Ich habe das jahrelang gemacht (Hugs). Davor Miranda auf Solaris.


----------



## Landei (24. Jun 2011)

Wäre es vielleicht eine gute Idee, neben der Script-Ecke auch ein Unterforum für funktionale Sprachen zu haben? Natürlich ist mir klar, dass das hier ein Java-Forum ist (wie ich messerscharf aus dem Namen geschlossen habe). Aber für funktionale Sprachen lässt sich kaum ein deutschsprachiges Forum finden, das gut besucht und technisch auf der Höhe ist, zumal wir ja schon Clojure und Scala "im Angebot" haben.


----------



## Antoras (24. Jun 2011)

Landei hat gesagt.:


> [...]zumal wir ja schon Clojure und Scala "im Angebot" haben.
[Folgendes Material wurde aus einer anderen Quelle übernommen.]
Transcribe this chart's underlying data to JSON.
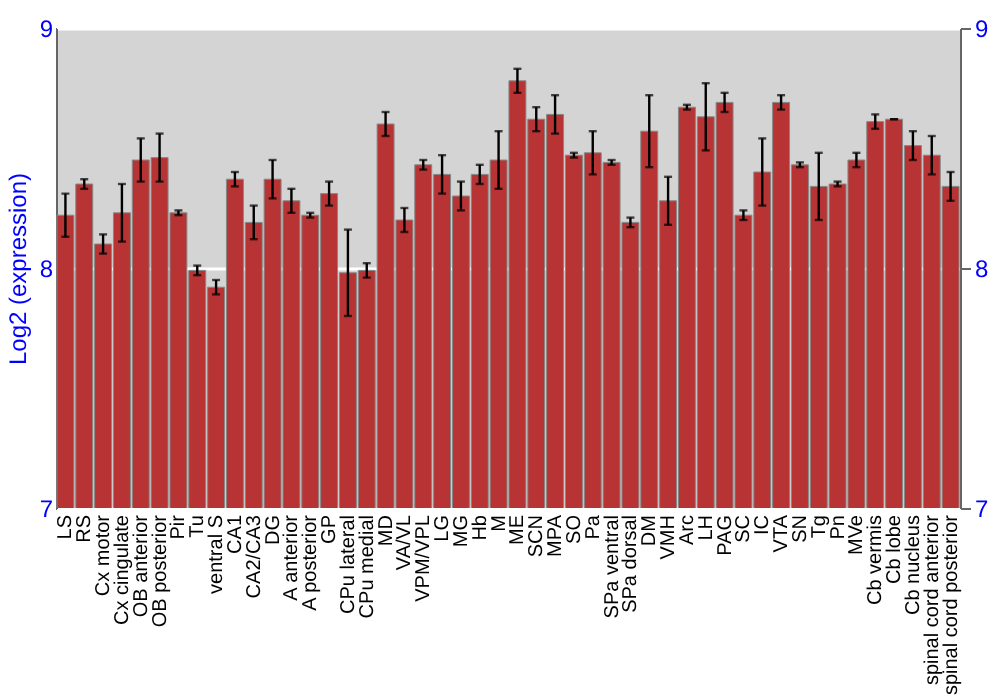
{
  "chart_data": {
    "type": "bar",
    "ylabel": "Log2 (expression)",
    "categories": [
      "LS",
      "RS",
      "Cx motor",
      "Cx cingulate",
      "OB anterior",
      "OB posterior",
      "Pir",
      "Tu",
      "ventral S",
      "CA1",
      "CA2/CA3",
      "DG",
      "A anterior",
      "A posterior",
      "GP",
      "CPu lateral",
      "CPu medial",
      "MD",
      "VA/VL",
      "VPM/VPL",
      "LG",
      "MG",
      "Hb",
      "M",
      "ME",
      "SCN",
      "MPA",
      "SO",
      "Pa",
      "SPa ventral",
      "SPa dorsal",
      "DM",
      "VMH",
      "Arc",
      "LH",
      "PAG",
      "SC",
      "IC",
      "VTA",
      "SN",
      "Tg",
      "Pn",
      "MVe",
      "Cb vermis",
      "Cb lobe",
      "Cb nucleus",
      "spinal cord anterior",
      "spinal cord posterior"
    ],
    "values": [
      8.22,
      8.35,
      8.1,
      8.23,
      8.45,
      8.46,
      8.23,
      7.99,
      7.92,
      8.37,
      8.19,
      8.37,
      8.28,
      8.22,
      8.31,
      7.98,
      7.99,
      8.6,
      8.2,
      8.43,
      8.39,
      8.3,
      8.39,
      8.45,
      8.78,
      8.62,
      8.64,
      8.47,
      8.48,
      8.44,
      8.19,
      8.57,
      8.28,
      8.67,
      8.63,
      8.69,
      8.22,
      8.4,
      8.69,
      8.43,
      8.34,
      8.35,
      8.45,
      8.61,
      8.62,
      8.51,
      8.47,
      8.34
    ],
    "errors": [
      0.09,
      0.02,
      0.04,
      0.12,
      0.09,
      0.1,
      0.01,
      0.02,
      0.03,
      0.03,
      0.07,
      0.08,
      0.05,
      0.01,
      0.05,
      0.18,
      0.03,
      0.05,
      0.05,
      0.02,
      0.08,
      0.06,
      0.04,
      0.12,
      0.05,
      0.05,
      0.08,
      0.01,
      0.09,
      0.01,
      0.02,
      0.15,
      0.1,
      0.01,
      0.14,
      0.04,
      0.02,
      0.14,
      0.03,
      0.01,
      0.14,
      0.01,
      0.03,
      0.03,
      0,
      0.06,
      0.08,
      0.06
    ],
    "color": "#b83434",
    "ylim": [
      7,
      9
    ],
    "yticks": [
      7,
      8,
      9
    ],
    "y2lim": [
      7,
      9
    ],
    "y2ticks": [
      7,
      8,
      9
    ],
    "grid": "y"
  }
}
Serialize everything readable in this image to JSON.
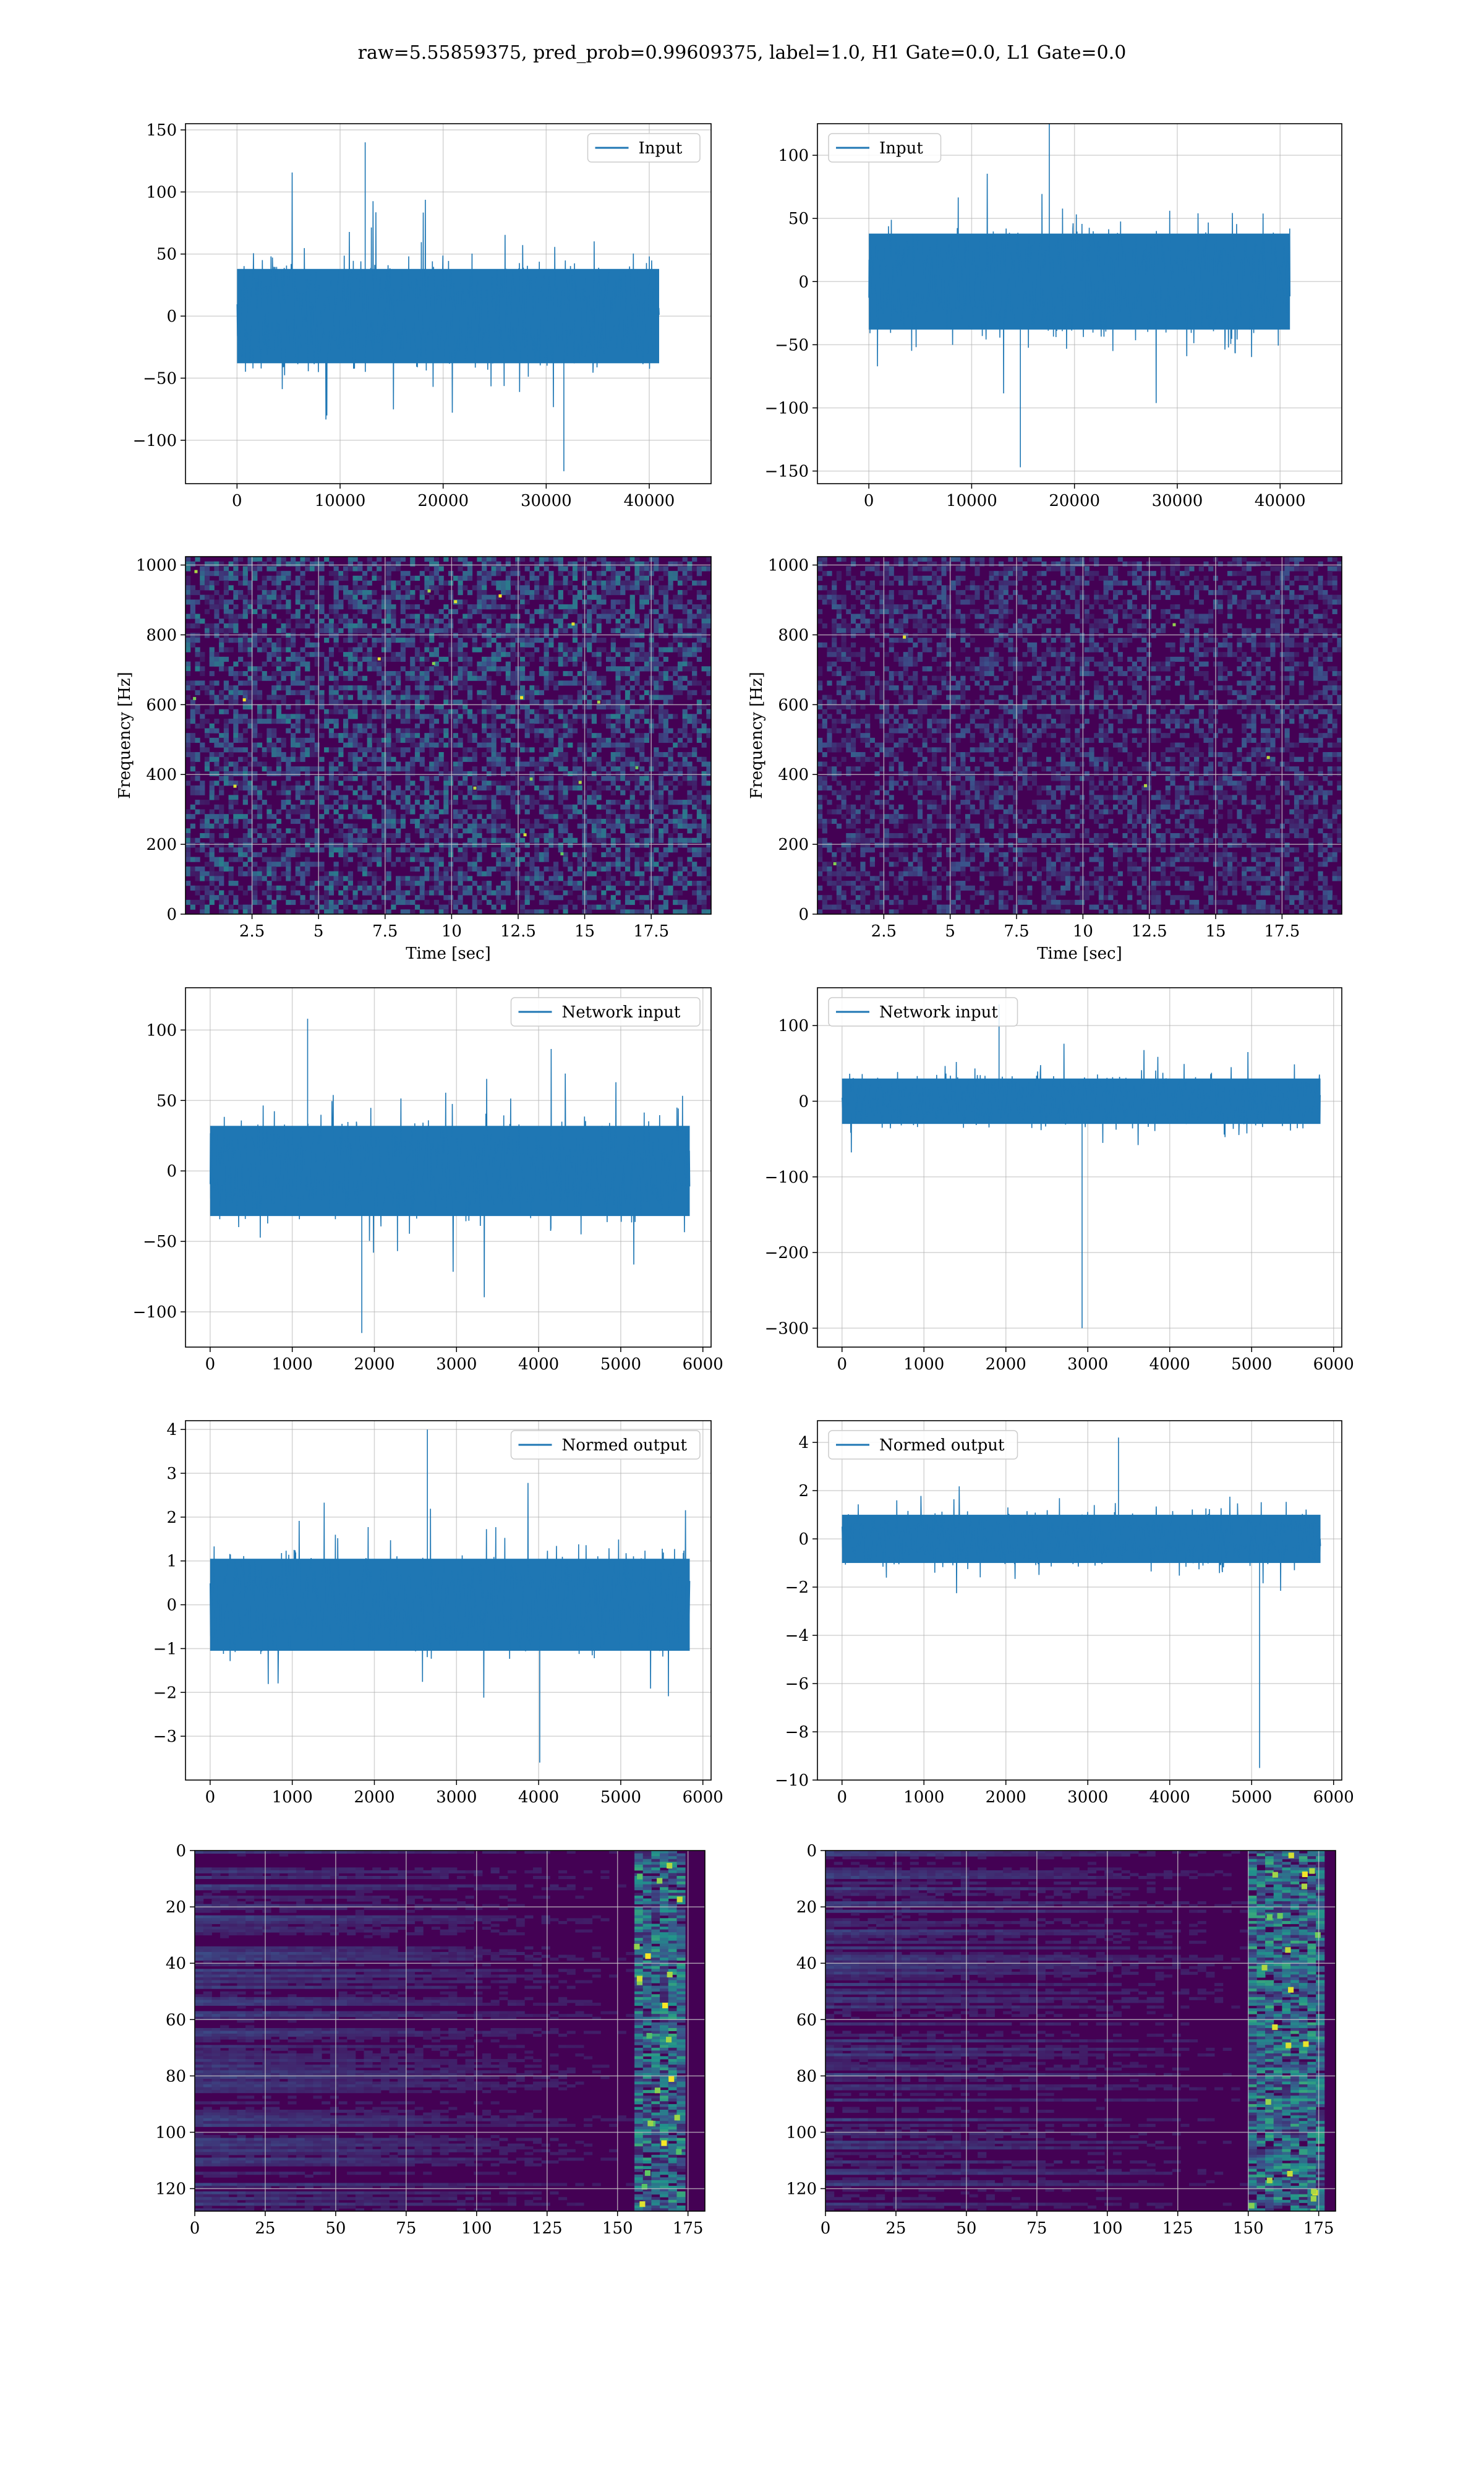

Zu denen vllt. ein mal pro Woche etwas gepostet wird...


----------



## Landei (24. Jun 2011)

Das ist immer noch häufiger als Haskell-Posts bei jammni (über die Foren-Technik dort will ich mich gar nicht auslassen).


----------



## Haave (24. Jun 2011)

Find ich keine schlechte Idee. Und das News-Forum gibt's ja auch, obwohl da nicht bombe viel passiert.


----------